I’m stoked to have another great friend Jerry Kaufman joining us on the blog. He and his wife Amber are larger than life examples of generosity and vision. I’m so happy he’s writing a part of this series.

I am also thankful that we attended a class together our freshman year in college (the one where we learned that “fake it until you make it” could be a real thing if you’re writing papers about books that you didn’t read). Oh but we’ve grown so much since then! And we now read 100% of every book we read and never lie. Ever.

But seriously, Jerry is someone my husband and I respect, together with his wife Amber. I know you’re going to like hearing his perspective. Here are 3 great insights to leadership for you today (the last one is my favorite). Have a good one!

3 Things A Leader Taught Me

If you want to catch up on the voices so far, you can click on the names to see their posts! Kelly, Courtney, Carly, Carlee, and now Jerry.

The three things I have learned from leaders focus on the regular practices that I believe can build a foundation for personal sustainability, growth, and long-term success. The first comes from my college baseball coach, someone who served as an important mentor for me during some important formative years. The second is from my sister, Julia, who is changing lives in the world of health and fitness. I’m not sure that the third one came from anyone in particular. It’s just something that I started doing a couple years ago in an effort to face my own fears.

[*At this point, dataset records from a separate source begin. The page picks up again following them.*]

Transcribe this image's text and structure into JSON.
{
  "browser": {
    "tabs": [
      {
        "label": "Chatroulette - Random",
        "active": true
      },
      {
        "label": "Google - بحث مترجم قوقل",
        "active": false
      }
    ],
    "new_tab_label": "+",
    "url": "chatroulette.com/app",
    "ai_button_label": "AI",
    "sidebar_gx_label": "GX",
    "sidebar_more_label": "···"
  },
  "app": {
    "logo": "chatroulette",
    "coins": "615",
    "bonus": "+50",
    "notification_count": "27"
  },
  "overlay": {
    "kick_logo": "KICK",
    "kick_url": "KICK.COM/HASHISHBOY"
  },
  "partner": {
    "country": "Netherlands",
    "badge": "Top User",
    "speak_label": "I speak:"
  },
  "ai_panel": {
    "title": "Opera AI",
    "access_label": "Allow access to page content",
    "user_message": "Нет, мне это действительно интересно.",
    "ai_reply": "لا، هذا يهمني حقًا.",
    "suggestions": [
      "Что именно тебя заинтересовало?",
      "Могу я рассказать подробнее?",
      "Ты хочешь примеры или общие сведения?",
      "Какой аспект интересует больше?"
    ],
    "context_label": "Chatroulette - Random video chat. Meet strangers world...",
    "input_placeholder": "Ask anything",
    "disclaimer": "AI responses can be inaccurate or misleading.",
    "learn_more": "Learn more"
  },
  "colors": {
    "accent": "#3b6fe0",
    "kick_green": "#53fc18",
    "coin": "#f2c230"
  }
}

  1. Have a plan, be intentional, and evaluate. My college baseball coach would tell us that we needed to be honest about our strengths and weaknesses, have a goal for improvement, develop a plan each week for what to work on, and try to get one half of one percent better each day based on that plan. Such small improvements don’t seem like much, but they accumulate over time. What has this meant for me years later? Each new year, instead of doing a resolution, I write out specific goals for the year for the following areas of life: professional (developing skills), financial (savings, retirement, paying off student loans), physical (new ways of being active, exercise goals, eating healthy), mental (reading, hobbies, etc.), relational (maintain relationships, building new ones), and spiritual (growth, personal transformation, character development). Then every 3 months, I evaluate where I’m at and where I want to be in the next three months. I use weekly and daily goals/planning to keep myself on track. And most importantly, I reflect on the successes and failures. Having a plan gives you something firm to hold onto during stressful and chaotic times – and because you developed the plan during a time of intentionality, reflection, and clarity, it’s almost always more trustworthy than the plan you come up with while you’re stressed and anxious as you go through each week!
  2. Take care of your body. Eat healthy, exercise, get good sleep. My sister is a trainer, strength and conditioning coach, national record power lifter, and speaker (julialadewski.com). She works with people across the life stage – from young people to single working moms with several kids to people in retirement. I’ve learned from her that no matter what you do for a living, you can make manageable changes to your lifestyle that will have exponential effects on emotional, mental, and physical health. And there are no shortcuts. It requires having a plan and being prepared.
  3. Do something uncomfortable each week. You don’t like talking to strangers? Strike up a conversation with someone you don’t know. Busy all the time? Sit in complete quiet for 10 minutes at the end of the day. Always a planner who has to have everything figured out? Just once, go into a meeting at work and wing it. In a hurry for no real reason while driving? Get in the busiest lane of traffic. In conquering fear and discomfort in small things, we will be better able to do it with big things. We will also learn to understand our own emotions and thought processes in times of fear and awkwardness…and possibly develop patience or courage or compassion in the process. Some of these will be one-time events that appear to have no real implications for our life but some of these will become moments of revelation about who we are or a new direction we need to take. And this doesn’t require any planning, though it surely can. (In addition, doing this can add small moments of excitement to your day or week!)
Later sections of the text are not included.